CHAPTER FIVE

1.1K 55 12
                                    



P R E S E N T

CAMILA

That bastard was gunning for me, I could feel it. This was only the sixth class, and she had already given us a pop quiz. The moment she said the words, her eyes flickered over me. It was as though she meant to challenge me right then and there. Plus, with her Darwinian style of teaching, if we all failed, she'd kick us out without a second thought. I had heard a rumor that all Professor Jauregui needed was a total of twelve students to be in her class, and at the moment, there were twenty of us. And on the first day, there had been over fifty.

Everyone she kicked out would go to the other law professors, in the hopes of sitting in on their classes. It was said that only the top twelve students got offered a position within her firm after graduation. This group of students were known as the twelve disciples, and come hell or high water, I was determined to be a part of the twelve.

I had spent the last week reading everything I could find on Lauren Jauregui. To students, she was El Lilith, but in Law circles, she was called The Cleaner. The reason for this was that she hadn't lost a single case since she had opened up her own firm, and she was known for being the one who cleaned up everyone's messes, legally speaking.
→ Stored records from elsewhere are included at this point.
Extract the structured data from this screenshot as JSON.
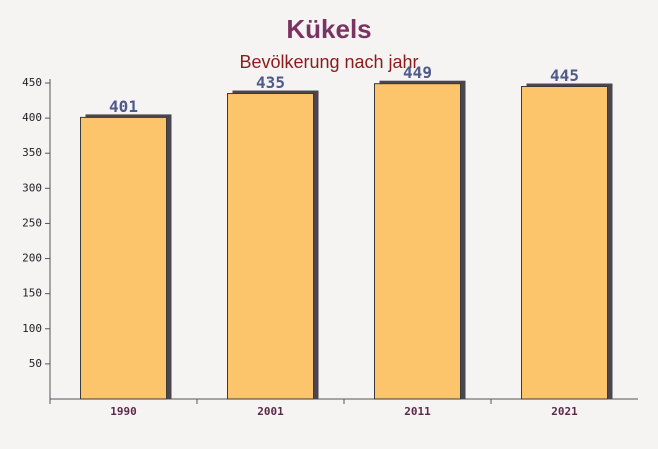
{
  "chart_data": {
    "type": "bar",
    "title": "Kükels",
    "subtitle": "Bevölkerung nach jahr",
    "categories": [
      "1990",
      "2001",
      "2011",
      "2021"
    ],
    "values": [
      401,
      435,
      449,
      445
    ],
    "color": "#fdc56b",
    "ylim": [
      0,
      450
    ],
    "yticks": [
      50,
      100,
      150,
      200,
      250,
      300,
      350,
      400,
      450
    ]
  }
}
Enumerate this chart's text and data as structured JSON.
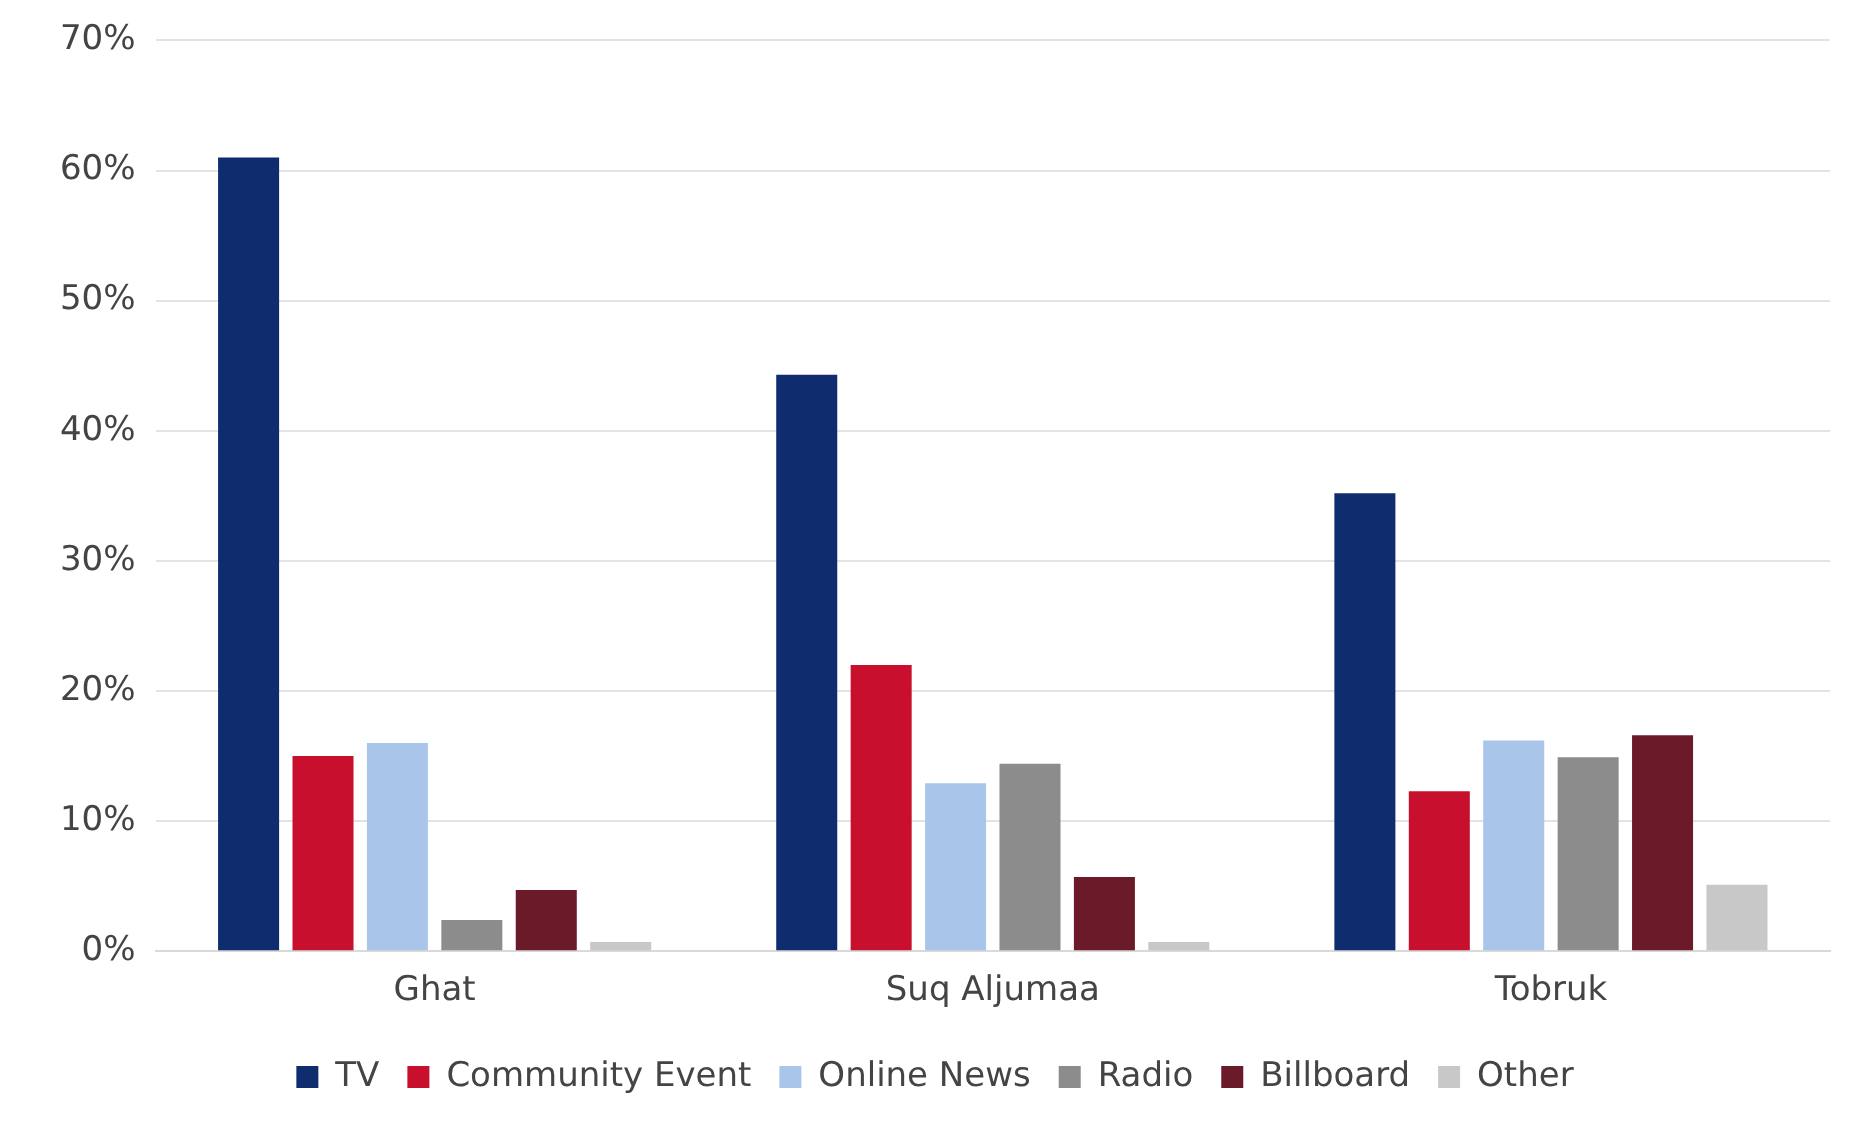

Lauren M&J Associates was one of the leading law firms in the country. The name partner, Lauren Jauregui, graduated Harvard Law School at twenty-three, the same damn age that I was just starting out on. After graduating, she received a job offer at Spencer and Hill, where she worked for five years, before leaving to start her own practice with a college friend. However, two years later, and after a nasty divorce, she left the company and started her own firm at the age of thirty.

Now here she was, six years later and on top of the world, and all I could do was wonder; who in the hell was this person? Time magazine quoted her as saying she wanted to "shape the next generation of young minds". She was a natural born genius with a hunger for winning at all costs. She could have studied anything but chose law. They all made her seem like she was the goliath of lawyers.
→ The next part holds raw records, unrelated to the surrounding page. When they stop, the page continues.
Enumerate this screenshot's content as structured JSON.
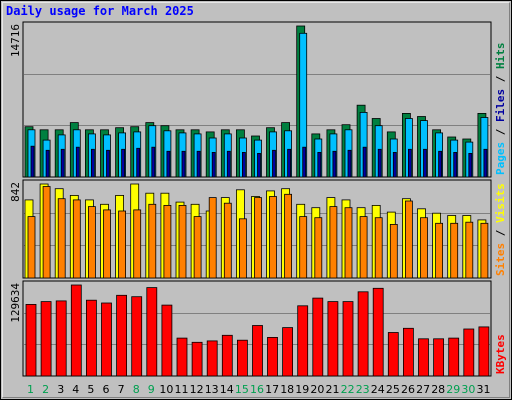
{
  "chart_data": {
    "type": "bar",
    "title": "Daily usage for March 2025",
    "categories": [
      "1",
      "2",
      "3",
      "4",
      "5",
      "6",
      "7",
      "8",
      "9",
      "10",
      "11",
      "12",
      "13",
      "14",
      "15",
      "16",
      "17",
      "18",
      "19",
      "20",
      "21",
      "22",
      "23",
      "24",
      "25",
      "26",
      "27",
      "28",
      "29",
      "30",
      "31"
    ],
    "weekend_days": [
      "1",
      "2",
      "8",
      "9",
      "15",
      "16",
      "22",
      "23",
      "29",
      "30"
    ],
    "panels": [
      {
        "id": "hits",
        "max_label": "14716",
        "ymax": 14716,
        "ylabel_parts": [
          "Pages",
          " / ",
          "Files",
          " / ",
          "Hits"
        ],
        "series": [
          {
            "name": "Hits",
            "color": "#008040",
            "values": [
              4900,
              4600,
              4600,
              5300,
              4600,
              4600,
              4800,
              4900,
              5300,
              5000,
              4600,
              4600,
              4400,
              4600,
              4600,
              4000,
              4800,
              5300,
              14716,
              4200,
              4600,
              5100,
              7000,
              5700,
              4400,
              6200,
              5900,
              4600,
              3900,
              3700,
              6200
            ]
          },
          {
            "name": "Files",
            "color": "#00c0ff",
            "values": [
              4600,
              3600,
              4100,
              4600,
              4200,
              4100,
              4300,
              4400,
              5000,
              4500,
              4300,
              4200,
              3800,
              4200,
              3800,
              3600,
              4400,
              4500,
              14000,
              3700,
              4200,
              4600,
              6300,
              5000,
              3700,
              5700,
              5500,
              4300,
              3600,
              3400,
              5800
            ]
          },
          {
            "name": "Pages",
            "color": "#0000a0",
            "values": [
              3000,
              2600,
              2700,
              2900,
              2700,
              2600,
              2700,
              2800,
              2900,
              2500,
              2500,
              2500,
              2400,
              2500,
              2400,
              2300,
              2600,
              2700,
              2900,
              2400,
              2500,
              2600,
              2900,
              2700,
              2400,
              2700,
              2700,
              2500,
              2400,
              2300,
              2700
            ]
          }
        ]
      },
      {
        "id": "sites",
        "max_label": "842",
        "ymax": 842,
        "ylabel_parts": [
          "Sites",
          " / ",
          "Visits"
        ],
        "series": [
          {
            "name": "Visits",
            "color": "#ffff00",
            "values": [
              700,
              842,
              800,
              740,
              700,
              660,
              740,
              842,
              760,
              760,
              680,
              660,
              600,
              720,
              790,
              730,
              780,
              800,
              660,
              630,
              720,
              700,
              630,
              650,
              590,
              710,
              620,
              580,
              560,
              560,
              520
            ]
          },
          {
            "name": "Sites",
            "color": "#ff8000",
            "values": [
              550,
              820,
              710,
              700,
              640,
              610,
              600,
              610,
              660,
              650,
              650,
              550,
              720,
              670,
              530,
              720,
              730,
              750,
              550,
              540,
              640,
              630,
              550,
              540,
              480,
              690,
              540,
              490,
              490,
              500,
              490
            ]
          }
        ]
      },
      {
        "id": "kbytes",
        "max_label": "129634",
        "ymax": 129634,
        "ylabel_parts": [
          "KBytes"
        ],
        "series": [
          {
            "name": "KBytes",
            "color": "#ff0000",
            "values": [
              102000,
              106000,
              107000,
              129634,
              108000,
              104000,
              115000,
              113000,
              126000,
              101000,
              54000,
              48000,
              50000,
              58000,
              51000,
              72000,
              55000,
              69000,
              100000,
              111000,
              106000,
              106000,
              120000,
              125000,
              62000,
              68000,
              53000,
              53000,
              54000,
              67000,
              70000
            ]
          }
        ]
      }
    ]
  }
}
No matter how hard I tried, I couldn't make this version of her match up with the Lauren I knew. She wasn't a savage workaholic lawyer but a savage who devoured my body; she played the guitar at a club, she sang with me in the shower, she ate cold pizza in his underwear, and laughed at all of my bad jokes. I knew that people sometimes put up façade when they first meet people, but even at two o'clock in the morning, she was still just as kind as the first moment I met her.

"Ms. Cabello, shouldn't you be more focused on your quiz than on the light fixture?"

I jumped as she startled me out of my daydream.

Be one of the twelve.

"Yes, of course, but I've already finished, and wasn't sure if I was allowed to leave early," I said as I handed her my write up.

She looked at the clock. "It took you twenty-one minutes?"

"Sorry it took so long," I replied dramatically.

She read it over it, and placed it back down in front of me. I couldn't stop myself from shivering when her hand accidentally grazed against mine. And to make matters worse, she noticed.

"Everyone," she called out to the class, "thanks to Ms. Cabello, you now have five minutes left to complete the assignment."

A few people turned to glare at me, but I was too focused on trying to stop my hand from shaking to pay them any heed.

Was that too cocky? Fuck no, this is Lauren Jauregui. And I was going to be one of the disciples.

For some odd reason, I had a sneaking suspicion that she was the one who had started calling her selected students the twelve disciples, just so that she could praise herself, the asshole.

"Time's up," she snapped.

As we passed our papers down to her, a few people opted to save themselves the embarrassment and simply stood up and left. I counted.

Sixteen. At the rate she was going would there even be twelve of us left?

"The four students who just left, never speak to them again," she stated as she took the quizzes and dropped them into the trash. "This quiz wasn't meant to test your analytical abilities, it was meant to test your mental strength. Can you work under pressure? If you can't, then you don't deserve to be a lawyer. However," she boomed, "that is just my opinion. There is a loophole for ninety-nine percent of everything, and after a week here, the four students who left—I no longer care to remember their names—did not grasp the lesson that Ms. Cabello understood on the first day; you have the right and the ability to present your case and therefore defend your right to remain in the class."

Was she praising me? No. She couldn't be.

"Even if you don't have the strength now, you fake it. You fake it as if your life depended on it. You research the hell out of it, and even if you're dumb enough to get the date wrong, or finish a quiz early without properly quoting the text, or me, then you still fake it. Because if you can believe your lie, you can sell doubt to others. To win a case, all you have to do is instill doubt in the thing opposing you."